It may not feel like it, but it was just three years ago that the SEC adopted its new ETF rules, modernizing how the wrapper is regulated. The move had been a long time coming, taking the burgeoning ETF space to new heights. With ETFs launched that year hitting their crucial three-year milestones in 2022, investors should note some key takeaways from this crop of three-year mark ETFs.
Avantis Investors, part of American Century’s ETF arm, launched in 2019 with a suite of ETFs that have dominated their peers in flows. Three of the top five ETFs ranked by three-year flows are Avantis strategies; the Avantis U.S. Small Cap Value ETF (AVUV), the Avantis U.S. Equity ETF (AVUS), and the Avantis International Small Cap Value ETF (AVDV) take the first, third, and fifth positions, respectively.
Remarkably, all three Avantis ETFs are actively managed, with the JPMorgan BetaBuilders International Equity ETF (BBIN) being the lone passive strategy in the top five ETFs by three-year flows. In three-year returns, AVUV came second, returning 51%, only surpassed by the remarkable iPath Series B Carbon ETN (GRN), which returned 204% over three years.

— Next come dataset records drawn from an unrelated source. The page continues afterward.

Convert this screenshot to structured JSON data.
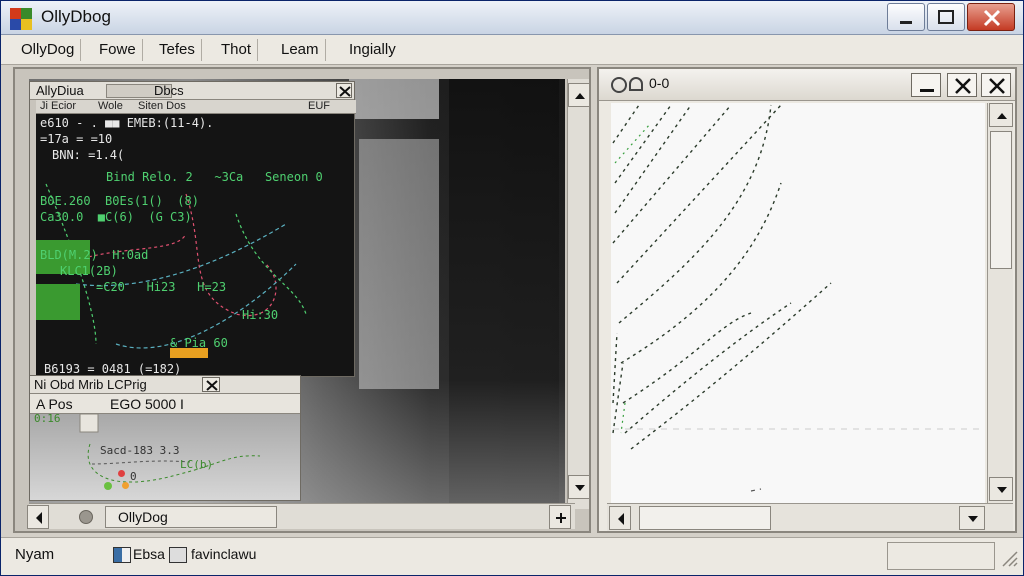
{
  "window": {
    "title": "OllyDbog",
    "controls": {
      "minimize": "minimize",
      "maximize": "maximize",
      "close": "close"
    }
  },
  "menu": {
    "items": [
      "OllyDog",
      "Fowe",
      "Tefes",
      "Thot",
      "Leam",
      "Ingially"
    ]
  },
  "left_pane": {
    "inner_window_1": {
      "title": "AllyDiua",
      "tab": "Dbcs",
      "tools": [
        "Ji Ecior",
        "Wole",
        "Siten Dos",
        "EUF"
      ],
      "code_lines": [
        {
          "text": "e610 - . ■■ EMEB:(11-4).",
          "color": "w"
        },
        {
          "text": "=17a = =10",
          "color": "w"
        },
        {
          "text": "BNN: =1.4(",
          "color": "w"
        },
        {
          "text": "Bind Relo. 2   ~3Ca   Seneon 0",
          "color": "g"
        },
        {
          "text": "B0E.260  B0Es(1()  (8)",
          "color": "g"
        },
        {
          "text": "Ca30.0  ■C(6)  (G C3)",
          "color": "g"
        },
        {
          "text": "BLD(M.2)  H:0ad",
          "color": "g"
        },
        {
          "text": "KLC1(2B)",
          "color": "g"
        },
        {
          "text": "=C20   Hi23   H=23",
          "color": "g"
        },
        {
          "text": "Hi:30",
          "color": "g"
        },
        {
          "text": "& Pia 60",
          "color": "g"
        },
        {
          "text": "B6193 = 0481 (=182)",
          "color": "w"
        }
      ]
    },
    "inner_window_2": {
      "title": "Ni Obd Mrib LCPrig",
      "tools": [
        "A Pos",
        "EGO  5000 I"
      ],
      "labels": [
        "0:16",
        "Sacd-183 3.3",
        "LC(b)",
        "0"
      ]
    },
    "bottom_label": "OllyDog"
  },
  "right_pane": {
    "title": "0-0",
    "controls": {
      "minimize": "minimize",
      "maximize": "maximize",
      "close": "close"
    }
  },
  "status": {
    "left": "Nyam",
    "mid1": "Ebsa",
    "mid2": "favinclawu"
  },
  "colors": {
    "titlebar": "#c9d4e4",
    "code_bg": "#141414",
    "code_green": "#4fd070",
    "accent": "#3a6ea5"
  }
}
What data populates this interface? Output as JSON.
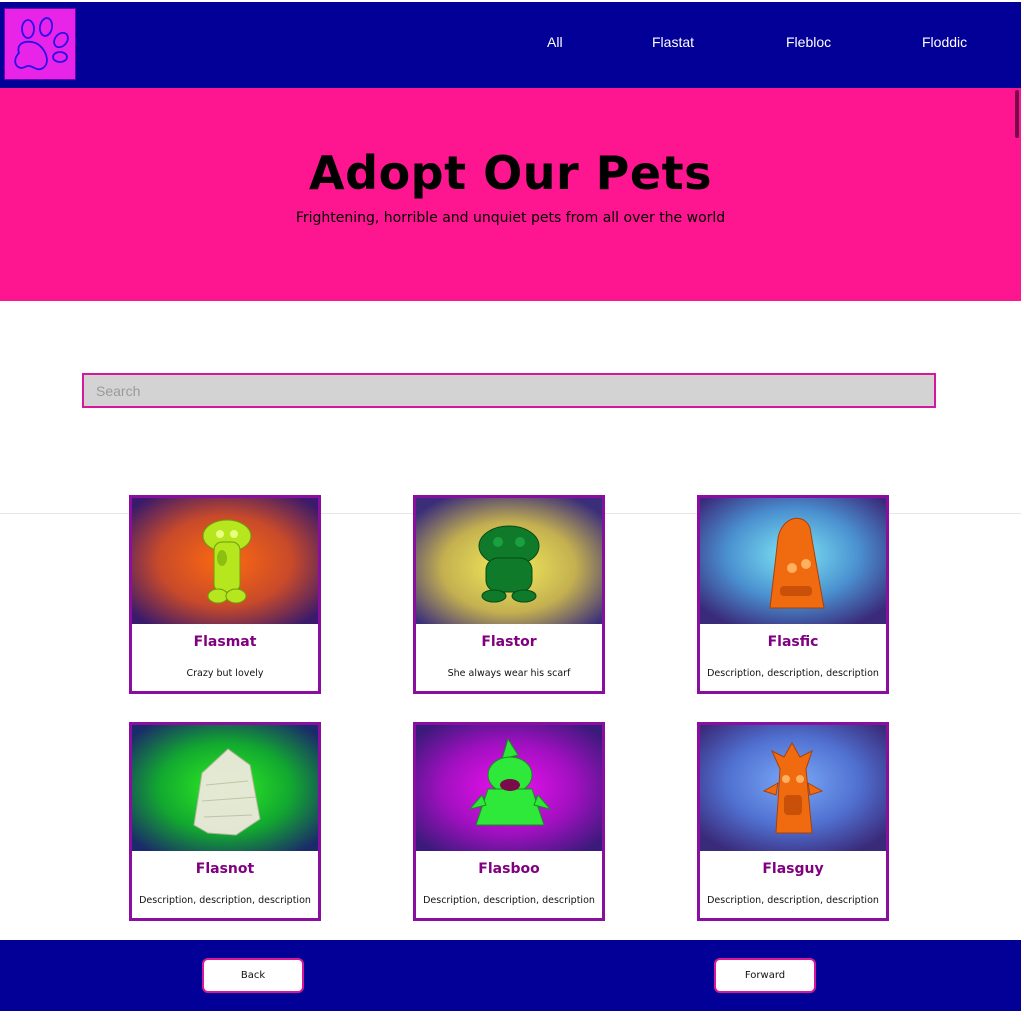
{
  "nav": {
    "logo_icon": "paw-icon",
    "items": [
      "All",
      "Flastat",
      "Flebloc",
      "Floddic"
    ]
  },
  "hero": {
    "title": "Adopt Our Pets",
    "subtitle": "Frightening, horrible and unquiet pets from all over the world"
  },
  "search": {
    "placeholder": "Search",
    "value": ""
  },
  "pets": [
    {
      "name": "Flasmat",
      "description": "Crazy but lovely"
    },
    {
      "name": "Flastor",
      "description": "She always wear his scarf"
    },
    {
      "name": "Flasfic",
      "description": "Description, description, description"
    },
    {
      "name": "Flasnot",
      "description": "Description, description, description"
    },
    {
      "name": "Flasboo",
      "description": "Description, description, description"
    },
    {
      "name": "Flasguy",
      "description": "Description, description, description"
    }
  ],
  "footer": {
    "back_label": "Back",
    "forward_label": "Forward"
  },
  "colors": {
    "nav_bg": "#020096",
    "hero_bg": "#fe1590",
    "accent": "#d6199a",
    "card_border": "#8a0ea0",
    "card_title": "#800080"
  }
}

AVUV, the largest gainer among passive and active ETFs launched in 2019, targets U.S. small-cap value stocks, using fundamental screens including outstanding shares, cash flow, and price-to-book value. All three of the Avantis ETFs lean towards value and smaller companies, privileging more defensive thinking. AVUV charges 25 basis points, seeing almost $4 billion in three-year flows.
ACTIVES STAKE THEIR CLAIM
Avantis’ suite of active ETFs weren’t the only active strategies to show passives how it’s done. Several other strategies focused on risk and volatility cracked the $1 billion mark for three-year inflows, underscoring how uncertain the last few years have been, from the pandemic to full-scale war returning to Europe.

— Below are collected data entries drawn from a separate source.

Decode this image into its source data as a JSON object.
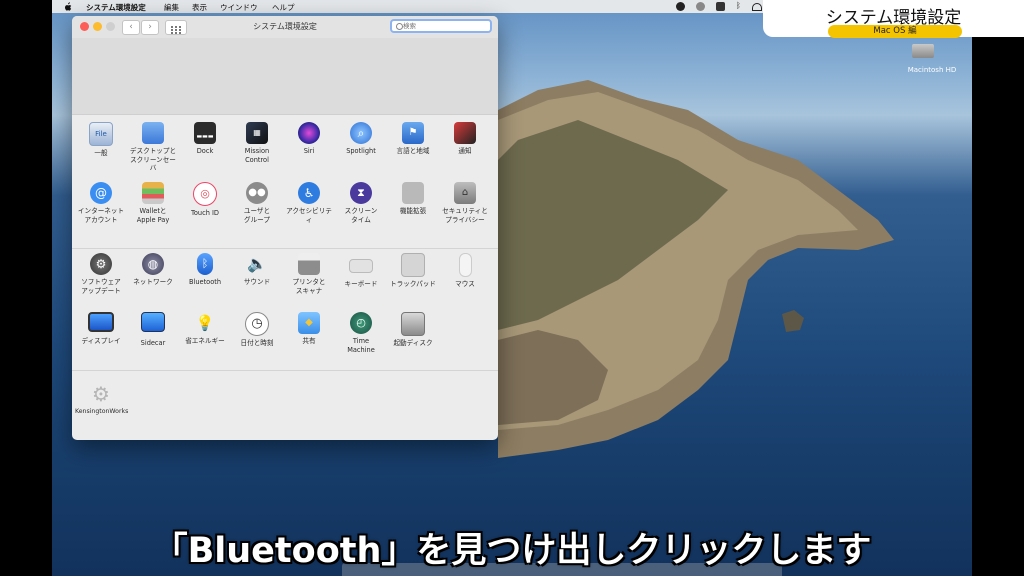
{
  "menubar": {
    "items": [
      "システム環境設定",
      "編集",
      "表示",
      "ウインドウ",
      "ヘルプ"
    ]
  },
  "desktop": {
    "disk_label": "Macintosh HD"
  },
  "window": {
    "title": "システム環境設定",
    "search_placeholder": "検索"
  },
  "panes": {
    "row1": [
      {
        "label": "一般",
        "icon": "general-icon"
      },
      {
        "label": "デスクトップと\nスクリーンセーバ",
        "icon": "desktop-icon"
      },
      {
        "label": "Dock",
        "icon": "dock-icon"
      },
      {
        "label": "Mission\nControl",
        "icon": "mission-control-icon"
      },
      {
        "label": "Siri",
        "icon": "siri-icon"
      },
      {
        "label": "Spotlight",
        "icon": "spotlight-icon"
      },
      {
        "label": "言語と地域",
        "icon": "language-flag-icon"
      },
      {
        "label": "通知",
        "icon": "notifications-icon"
      }
    ],
    "row2": [
      {
        "label": "インターネット\nアカウント",
        "icon": "at-icon"
      },
      {
        "label": "Walletと\nApple Pay",
        "icon": "wallet-icon"
      },
      {
        "label": "Touch ID",
        "icon": "fingerprint-icon"
      },
      {
        "label": "ユーザと\nグループ",
        "icon": "users-icon"
      },
      {
        "label": "アクセシビリティ",
        "icon": "accessibility-icon"
      },
      {
        "label": "スクリーン\nタイム",
        "icon": "hourglass-icon"
      },
      {
        "label": "機能拡張",
        "icon": "puzzle-icon"
      },
      {
        "label": "セキュリティと\nプライバシー",
        "icon": "house-lock-icon"
      }
    ],
    "row3": [
      {
        "label": "ソフトウェア\nアップデート",
        "icon": "software-update-icon"
      },
      {
        "label": "ネットワーク",
        "icon": "globe-icon"
      },
      {
        "label": "Bluetooth",
        "icon": "bluetooth-icon"
      },
      {
        "label": "サウンド",
        "icon": "speaker-icon"
      },
      {
        "label": "プリンタと\nスキャナ",
        "icon": "printer-icon"
      },
      {
        "label": "キーボード",
        "icon": "keyboard-icon"
      },
      {
        "label": "トラックパッド",
        "icon": "trackpad-icon"
      },
      {
        "label": "マウス",
        "icon": "mouse-icon"
      }
    ],
    "row4": [
      {
        "label": "ディスプレイ",
        "icon": "display-icon"
      },
      {
        "label": "Sidecar",
        "icon": "sidecar-icon"
      },
      {
        "label": "省エネルギー",
        "icon": "bulb-icon"
      },
      {
        "label": "日付と時刻",
        "icon": "clock-icon"
      },
      {
        "label": "共有",
        "icon": "sharing-folder-icon"
      },
      {
        "label": "Time\nMachine",
        "icon": "time-machine-icon"
      },
      {
        "label": "起動ディスク",
        "icon": "startup-disk-icon"
      }
    ],
    "row5": [
      {
        "label": "KensingtonWorks",
        "icon": "kensington-gear-icon"
      }
    ]
  },
  "badge": {
    "title": "システム環境設定",
    "subtitle": "Mac OS 編"
  },
  "caption": "「Bluetooth」を見つけ出しクリックします"
}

The three ETFs, the Quadratic Interest Rate Volatility & Inflation Hedge ETF (IVOL), the RPAR Risk Parity ETF (RPAR), and the iMGP DBi Managed Futures Strategy ETF (DBMF) took $1.4 billion, $1.37 billion, and $1 billion in three-year flows, respectively. DBMF also stands out with the fourth-best returns over three years, returning 45.5% over that period.
Outside of the $1 billion tier, investors can find Innovator’s power buffer ETF suite adding to the trend of active investment strategies that protect investors from uncertainty while offering their various equity exposures. The Innovator U.S. Equity Power Buffer ETF – November (PNOV) took in $615 million over three years, returning 14.7% over the last three years, one of five Innovator strategies to take in more than $300 million since inception.
Not all news was good news for three-year mark ETFs — five different cannabis strategies launched in 2019, all of which have struggled to perform over three years. None of the cannabis strategies saw returns greater than -55% over three years, with the Global X Cannabis ETF (POTX) returning -85.5% over three years.
While POTX did take in $239 million over three years in net inflows, that was the highest amount among all five ETFs, passive and active. Investors may have initially felt drawn to the growing legal availability of cannabis in states throughout the U.S., but that has yet to bear significant fruit in cannabis-flavored three-year mark ETFs.